Stephens:
You do not make peace with enemies. You make peace with former enemies.
In the
history of political clichés, has there ever been one quite so misjudged as the
line—some version of which is attributed either to Israel’s martyred Prime
Minister Yitzhak Rabin or fabled Defense
Minister Moshe Dayan—that “you make
peace with your enemies, not with your friends”?
OK,
“give peace a chance” and “nation building at home” are worse. But the
Rabin-Dayan line is an expression of the higher mindlessness that passes for
wisdom among people who think they are smart. After Monday’s make-nice session
between President Obama and Israeli Prime Minister Benjamin Netanyahu, it’s time for a
reconsideration.
To wit:
You do not make peace with enemies. You make peace with former enemies—either because you have defeated them, as we
defeated the Axis Powers in World War II; or because they collapse, as the
Soviet Union did after the fall of the Berlin Wall; or because they have
defeated you and you’re able to come to terms with the outcome from a safe
distance. Witness Vietnam.
On rare
precious occasions, both sides realize their interests are best served through
a negotiated settlement they’re prepared to honor.
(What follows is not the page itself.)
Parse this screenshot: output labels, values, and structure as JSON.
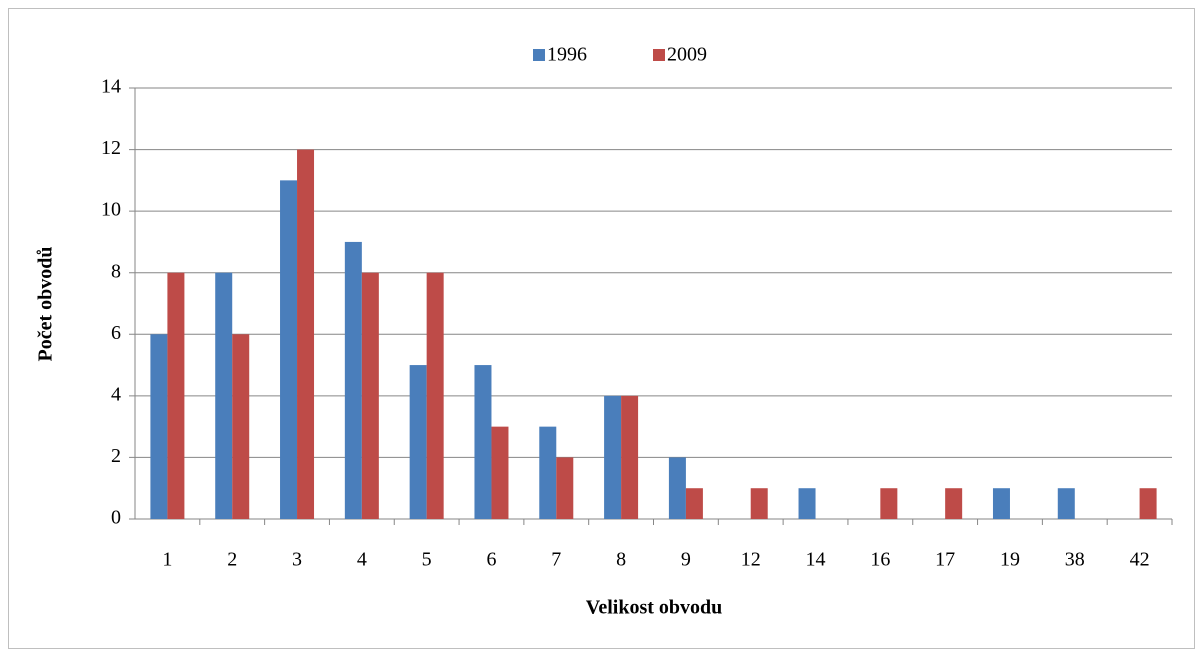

That was the miracle of
1977, when Egypt’s Anwar Sadat flew to
Israel to show he sincerely accepted the Jewish state’s right to exist. He paid
for the gesture with his life.
Enemies,
however, do not make peace. They may desist from open combat, as Pakistan and
India have, even as Islamabad continues to support anti-Indian terrorist
proxies. They may arrange a long-term armistice of the kind South Korea has
with the North. But that’s a peace preserved by 700,000 active-duty South
Korean and U.S. troops, plus a million land mines in the DMZ.
For the
past 22 years—ever since Rabin signed the Oslo Accord with the PLO’s Yasser Arafat—Israel has been trying to
achieve something historically unprecedented: To make peace with an enemy that
shows no interest in becoming an ex-enemy.
Daniel
Polisar, an Israeli political scientist, recently published a fascinating study
in Mosaic magazine of Palestinian public opinion based on 330 polls conducted
over many years. It makes for some bracing reading.
“When
asked hypothetically if Israel’s use of chemical or biological weapons against
Palestinians would constitute terror, 93 percent said yes,” notes Mr. Polisar.
“But when the identical question was posed regarding the use of such weapons of
mass destruction by Palestinians against Israelis, only 25 percent responded
affirmatively.”
Other
details: A 2011 poll found that 61% of Palestinians thought it was morally
right to name Palestinian streets after suicide bombers. In December 2014, 78%
of Palestinians expressed support for “attempts to stab or run over Israelis”
in the West Bank and Jerusalem. Only 20% were opposed. Palestinians have also
consistently supported terrorist attacks against Israelis within Israel’s
original borders, “often by as much as six to one.”
Palestinians
routinely blame Israel for problems over which it has no control, such as the
bloody 2007 coup through which Hamas wrested power from Fatah in the Gaza
Strip. Ninety-four percent of Palestinians report a “very unfavorable” opinion
of Jews. A majority of Palestinians believe Israel will “destroy the al-Aqsa
and Dome of the Rock mosques and build a synagogue in their place.”
As for
the idea of sharing the land, only 12% of Palestinians agreed that “both Jews
and Palestinians have rights to the land.” More than 80% felt “this is
Palestinian land and Jews have no rights to it.” Most Palestinians also think
Israel won’t be around in 30 or 40 years, either “because Arab or Muslim
resistance will destroy it” or on account of its “internal contradictions.”
Where
is the sense in agreeing to relinquish through negotiations what is yours by
right today and will be yours in deed tomorrow?
None of
this is helped by Palestinian leaders who, when not inciting violence or
alleging Israeli conspiracies, are peddling the lie that Israel is creating an
apartheid state. The only person standing in the way of Palestinian democracy
is Palestinian President Mahmoud Abbas,
who hasn’t held an election in a decade. The only force standing in the way of
a Palestinian state are the Palestinian people, who think they can gain their
rights by stabbing their neighbors.
Which
brings us back to Monday’s Oval Office meeting. Along with the forced bonhomie,
the administration has been sounding the usual two-minutes-to-midnight warnings
about the supposed end of the two-state solution. “For Israel, the more there
is settlement construction, the more it undermines the ability to achieve
peace,” says Ben Rhodes, the deputy
national security adviser, in an interview with Haaretz.
How
sweet it would be if all Israel had to do to make peace was dismantle its
settlements. How much sweeter if the American president would find less to
fault with an Israeli government’s housing policies than a Palestinian
political culture still so intent on killing Jews. If Mr. Obama wants to know
why he’s so disliked by Israelis, there’s the reason.